After applying any fix, always verify:

1. **After creating an index**: Re-run `analyze_query` on the slow query to confirm the plan now uses the new index and timing improved.
2. **After running ANALYZE**: Re-run `analyze_query` to confirm row estimates are now accurate.
3. **After increasing work_mem**: Re-run the query to confirm temp files are eliminated (check `buffers: true` output).
4. **After query rewrite**: Compare before/after execution plans and timing.

## When to Stop and Ask the User

- **Before `analyze_query` with `analyze: true` on write queries**: "This will execute the query. For INSERT/UPDATE/DELETE, the tool wraps it in READ ONLY/ROLLBACK for safety, but please confirm you want to proceed."
- **If no clear performance issue is found**: "The database-side query performance appears normal. The issue may be in the application layer (N+1 queries, missing caching, network latency). Would you like me to investigate further?"
- **If recommendations require superuser**: "Creating this extension requires superuser privileges. Do you have access, or should I provide instructions for your DBA?"
- **If index recommendations have high write overhead**: "This table has X inserts/sec. Adding Y new indexes will increase write latency. Is this acceptable?"

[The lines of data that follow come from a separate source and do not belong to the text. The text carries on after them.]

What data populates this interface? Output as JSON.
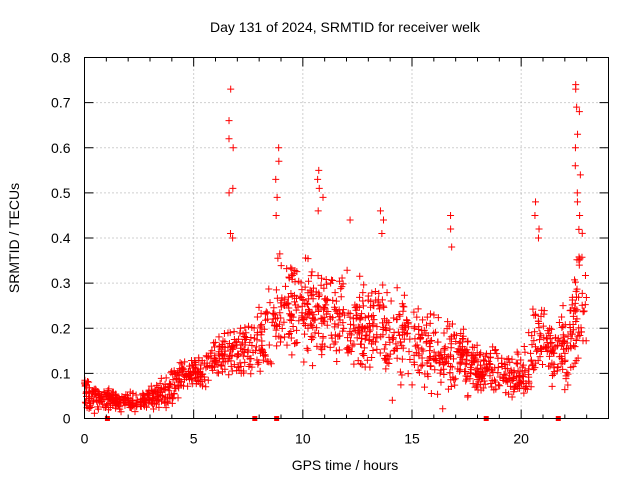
{
  "chart_data": {
    "type": "scatter",
    "title": "Day 131 of 2024, SRMTID for receiver welk",
    "xlabel": "GPS time / hours",
    "ylabel": "SRMTID / TECUs",
    "xlim": [
      0,
      24
    ],
    "ylim": [
      0,
      0.8
    ],
    "x_ticks": [
      0,
      5,
      10,
      15,
      20
    ],
    "x_tick_labels": [
      "0",
      "5",
      "10",
      "15",
      "20"
    ],
    "y_ticks": [
      0,
      0.1,
      0.2,
      0.3,
      0.4,
      0.5,
      0.6,
      0.7,
      0.8
    ],
    "y_tick_labels": [
      "0",
      "0.1",
      "0.2",
      "0.3",
      "0.4",
      "0.5",
      "0.6",
      "0.7",
      "0.8"
    ],
    "grid": true,
    "marker": "+",
    "color": "#ff0000",
    "series": [
      {
        "name": "SRMTID",
        "envelope": {
          "hours": [
            0,
            0.5,
            1,
            1.5,
            2,
            2.5,
            3,
            3.5,
            4,
            4.5,
            5,
            5.5,
            6,
            6.5,
            7,
            7.5,
            8,
            8.5,
            9,
            9.5,
            10,
            10.5,
            11,
            11.5,
            12,
            12.5,
            13,
            13.5,
            14,
            14.5,
            15,
            15.5,
            16,
            16.5,
            17,
            17.5,
            18,
            18.5,
            19,
            19.5,
            20,
            20.5,
            21,
            21.5,
            22,
            22.5,
            23
          ],
          "typical": [
            0.06,
            0.05,
            0.045,
            0.04,
            0.04,
            0.04,
            0.045,
            0.05,
            0.07,
            0.1,
            0.1,
            0.11,
            0.13,
            0.14,
            0.15,
            0.15,
            0.16,
            0.2,
            0.25,
            0.25,
            0.24,
            0.24,
            0.23,
            0.22,
            0.21,
            0.2,
            0.2,
            0.2,
            0.19,
            0.18,
            0.18,
            0.17,
            0.15,
            0.13,
            0.15,
            0.13,
            0.12,
            0.11,
            0.1,
            0.09,
            0.09,
            0.15,
            0.2,
            0.14,
            0.15,
            0.24,
            0.27
          ],
          "spread": [
            0.03,
            0.02,
            0.018,
            0.015,
            0.015,
            0.015,
            0.018,
            0.02,
            0.025,
            0.02,
            0.02,
            0.03,
            0.03,
            0.03,
            0.04,
            0.04,
            0.05,
            0.07,
            0.08,
            0.07,
            0.07,
            0.07,
            0.07,
            0.07,
            0.07,
            0.07,
            0.07,
            0.07,
            0.07,
            0.07,
            0.07,
            0.06,
            0.06,
            0.05,
            0.06,
            0.05,
            0.04,
            0.04,
            0.04,
            0.03,
            0.03,
            0.06,
            0.08,
            0.05,
            0.07,
            0.09,
            0.1
          ]
        },
        "peaks": [
          {
            "hour": 6.7,
            "values": [
              0.73,
              0.66,
              0.62,
              0.6,
              0.51,
              0.5,
              0.41,
              0.4
            ]
          },
          {
            "hour": 8.8,
            "values": [
              0.6,
              0.57,
              0.53,
              0.49,
              0.45
            ]
          },
          {
            "hour": 10.8,
            "values": [
              0.55,
              0.53,
              0.51,
              0.49,
              0.46
            ]
          },
          {
            "hour": 12.2,
            "values": [
              0.44
            ]
          },
          {
            "hour": 13.6,
            "values": [
              0.46,
              0.44,
              0.41
            ]
          },
          {
            "hour": 16.8,
            "values": [
              0.45,
              0.42,
              0.38
            ]
          },
          {
            "hour": 20.7,
            "values": [
              0.48,
              0.45,
              0.42,
              0.4
            ]
          },
          {
            "hour": 22.6,
            "values": [
              0.74,
              0.73,
              0.69,
              0.68,
              0.63,
              0.6,
              0.56,
              0.54,
              0.5,
              0.48,
              0.45
            ]
          }
        ]
      }
    ],
    "baseline_markers_hours": [
      1.05,
      7.8,
      8.8,
      18.4,
      21.7
    ]
  }
}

## Cross-References to Other Skills

- **Query needs structural rewrite** (subqueries, CTEs, OR patterns): Use `pg-query-rewrite` skill
- **Index optimization beyond this query**: Use `pg-index-optimization` skill
- **work_mem / configuration tuning needed**: Use `pg-config-tuning` skill
- **I/O patterns need investigation**: Use `pg-io-deep-dive` skill
- **Table bloat causing slow scans**: Use `pg-bloat-analysis` skill

## PostgreSQL Version Notes

| Feature | Version | Impact on This Workflow |
|---------|---------|------------------------|
| `pg_stat_statements` `total_exec_time` | PG13+ (renamed from `total_time`) | Column name may differ |
| `compute_query_id` setting | PG14+ | Required for `queryid` in `pg_stat_statements` |
| `pg_stat_statements.track_planning` | PG13+ | Enables planning time tracking |
| CTE inlining | PG12+ | Non-recursive CTEs may be optimized differently |
| Memoize plan node | PG14+ | Improves nested loop performance |
| Incremental sort | PG13+ | Optimizer may choose different sort strategies |

## Important Notes

- `analyze_query` with `analyze: true` actually executes the query. Use caution with INSERT/UPDATE/DELETE statements (they are wrapped in READ ONLY transaction for safety).
- Always verify index recommendations with `explain_with_indexes` before applying in production.
- Consider write amplification: each new index adds overhead to every write operation on the table.
- If `pg_stat_statements` data is sparse, ask the user to collect more workload data first.
- The `PGTUNER_EXCLUDE_USERIDS` environment variable can filter out monitoring user queries from `get_slow_queries` results. Suggest configuring it if internal monitoring queries pollute the results.

## Production Safety

- All diagnostic tools (`get_slow_queries`, `get_table_stats`, `analyze_disk_io_patterns`) are read-only.
- `analyze_query` with `analyze: true` executes the query but wraps it in `BEGIN TRANSACTION READ ONLY` / `ROLLBACK`.
- `explain_with_indexes` creates temporary HypoPG indexes that exist only in the session and are never persisted.
- No tool in this workflow modifies data or schema. All CREATE INDEX / ANALYZE / VACUUM commands are recommendations for the user to execute.